Car la mauvaise médiatisation de la cause, avec la confusion ainsi créée entre le droit des homosexuels et l'ingérence étrangère islamophobe, a fait empirer la condition homosexuelle dans le pays en suscitant la réaction violente non seulement des intégristes, mais aussi et surtout de tous ceux qui refusent une quelconque hostilité à l'égard de la religion du pays.
Bien que leur stratégie inspirée de l'Occident soit sans utilité en terre d'islam, les associations anti-homophobie, généralement appuyées financièrement par cet Occident, ne veulent pas la changer, ne faisant que reproduire les normes d'action des associations occidentales laïques qui les soutiennent, imposant même parfois leurs vues.

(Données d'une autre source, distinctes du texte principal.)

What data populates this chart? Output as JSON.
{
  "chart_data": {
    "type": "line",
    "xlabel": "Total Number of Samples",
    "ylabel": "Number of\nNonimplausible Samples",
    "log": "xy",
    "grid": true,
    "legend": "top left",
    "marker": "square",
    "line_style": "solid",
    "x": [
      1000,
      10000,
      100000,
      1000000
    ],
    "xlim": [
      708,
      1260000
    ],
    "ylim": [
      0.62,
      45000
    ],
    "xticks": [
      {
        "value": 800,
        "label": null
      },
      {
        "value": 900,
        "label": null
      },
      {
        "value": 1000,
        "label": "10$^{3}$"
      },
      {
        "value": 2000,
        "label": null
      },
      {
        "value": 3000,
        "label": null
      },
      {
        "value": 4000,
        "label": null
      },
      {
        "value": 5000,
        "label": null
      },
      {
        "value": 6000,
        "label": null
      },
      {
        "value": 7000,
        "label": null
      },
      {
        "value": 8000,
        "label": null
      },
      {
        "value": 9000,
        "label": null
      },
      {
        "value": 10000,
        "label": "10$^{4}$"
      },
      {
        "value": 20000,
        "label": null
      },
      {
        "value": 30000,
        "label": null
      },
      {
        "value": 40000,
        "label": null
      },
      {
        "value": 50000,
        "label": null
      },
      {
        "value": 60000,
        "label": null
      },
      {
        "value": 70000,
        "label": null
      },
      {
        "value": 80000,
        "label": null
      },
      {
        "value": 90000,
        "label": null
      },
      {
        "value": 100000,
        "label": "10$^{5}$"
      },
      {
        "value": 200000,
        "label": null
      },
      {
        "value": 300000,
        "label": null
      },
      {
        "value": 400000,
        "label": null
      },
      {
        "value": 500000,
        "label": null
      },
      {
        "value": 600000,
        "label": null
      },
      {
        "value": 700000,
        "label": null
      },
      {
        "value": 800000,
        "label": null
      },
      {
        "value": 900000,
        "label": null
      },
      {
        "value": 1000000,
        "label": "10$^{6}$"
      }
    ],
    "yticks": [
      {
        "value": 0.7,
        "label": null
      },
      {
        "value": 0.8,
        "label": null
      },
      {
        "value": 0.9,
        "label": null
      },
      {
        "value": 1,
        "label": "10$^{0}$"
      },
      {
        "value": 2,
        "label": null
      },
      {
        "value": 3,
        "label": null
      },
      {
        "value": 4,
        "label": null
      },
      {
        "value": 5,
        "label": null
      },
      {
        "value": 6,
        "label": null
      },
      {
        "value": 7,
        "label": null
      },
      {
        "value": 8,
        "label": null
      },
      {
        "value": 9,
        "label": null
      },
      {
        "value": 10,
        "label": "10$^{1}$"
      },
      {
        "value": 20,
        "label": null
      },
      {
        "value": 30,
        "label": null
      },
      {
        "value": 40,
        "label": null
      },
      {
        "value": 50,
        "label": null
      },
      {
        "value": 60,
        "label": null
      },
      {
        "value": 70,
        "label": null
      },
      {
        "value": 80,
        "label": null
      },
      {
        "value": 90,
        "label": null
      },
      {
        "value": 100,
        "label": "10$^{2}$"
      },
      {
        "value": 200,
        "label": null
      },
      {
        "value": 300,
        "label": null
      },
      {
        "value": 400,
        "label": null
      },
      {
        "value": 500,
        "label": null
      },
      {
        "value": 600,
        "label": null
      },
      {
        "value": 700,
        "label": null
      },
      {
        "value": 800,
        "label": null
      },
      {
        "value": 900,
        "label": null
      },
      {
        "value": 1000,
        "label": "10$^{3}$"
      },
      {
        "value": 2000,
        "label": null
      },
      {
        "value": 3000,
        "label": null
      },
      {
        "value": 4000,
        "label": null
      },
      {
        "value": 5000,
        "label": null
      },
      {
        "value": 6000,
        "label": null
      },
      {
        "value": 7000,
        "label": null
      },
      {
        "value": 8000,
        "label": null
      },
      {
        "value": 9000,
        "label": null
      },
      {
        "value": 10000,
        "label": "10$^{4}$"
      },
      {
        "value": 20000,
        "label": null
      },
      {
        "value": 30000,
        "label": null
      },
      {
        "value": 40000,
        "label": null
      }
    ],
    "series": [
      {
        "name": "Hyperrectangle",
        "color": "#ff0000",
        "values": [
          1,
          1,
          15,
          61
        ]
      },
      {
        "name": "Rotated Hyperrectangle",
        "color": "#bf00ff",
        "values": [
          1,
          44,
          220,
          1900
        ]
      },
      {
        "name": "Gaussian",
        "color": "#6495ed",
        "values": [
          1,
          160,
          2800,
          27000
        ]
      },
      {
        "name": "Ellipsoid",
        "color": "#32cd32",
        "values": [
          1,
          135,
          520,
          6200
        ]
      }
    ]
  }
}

Or, si la laïcité a été utile en Occident, particulièrement pour le droit au sexe, homosexuel comme hétérosexuel au reste, elle est pernicieuse en islam qui n'a ni interdit l'homosexualité ni n'a validé le péché de la chair de la Bible judéo-chrétienne. D'autant plus que la séparation de la religion et de la politique y est parfaitement possible du fait de la nature duale de cette religion, une foi pour l'intimité rigouresuement protégée et une politique pratique de vie publique fermée à la religion. Ce qui est bien une laïcité islamique qui pourrait bien se substituer à la laïcité occidentale populairement honnie, à tort ou à raison, peu importe, en terre d'islam.
Correctement lu, selon le texte coranique et ses visées, l'islam reconnaît le droit au plaisir et au désir à l'humain, ainsi que le prouve son paradis avec ses houris et ses éphèbes. Comme l'ont compris les soufis, le plus important en la matière est de veiller à la tempérance; et c'est ce à quoi appelle la foi authentique d'islam en insistant sur la nécessité de purification personnelle dans un environnement de droits et de libertés. On sait, au reste, que le mariage de plaisir était pratiqué et avait même lieu durant le pèlerinage de la vie du prophète et après sa mort avant que des jurisconsultes imbus de traditions judéo-chrétiennes ne l'interdisent, défigurant leur foi en pensant la rehausser.
Cela s'applique à qui croit que l'islam a interdit l'homosexualité, se montrant ainsi injuste à son égard tout autant que vis-à-vis des personnes concernées, faisant d'une foi de justice et d'équité une religion de l'injustice et de la terreur.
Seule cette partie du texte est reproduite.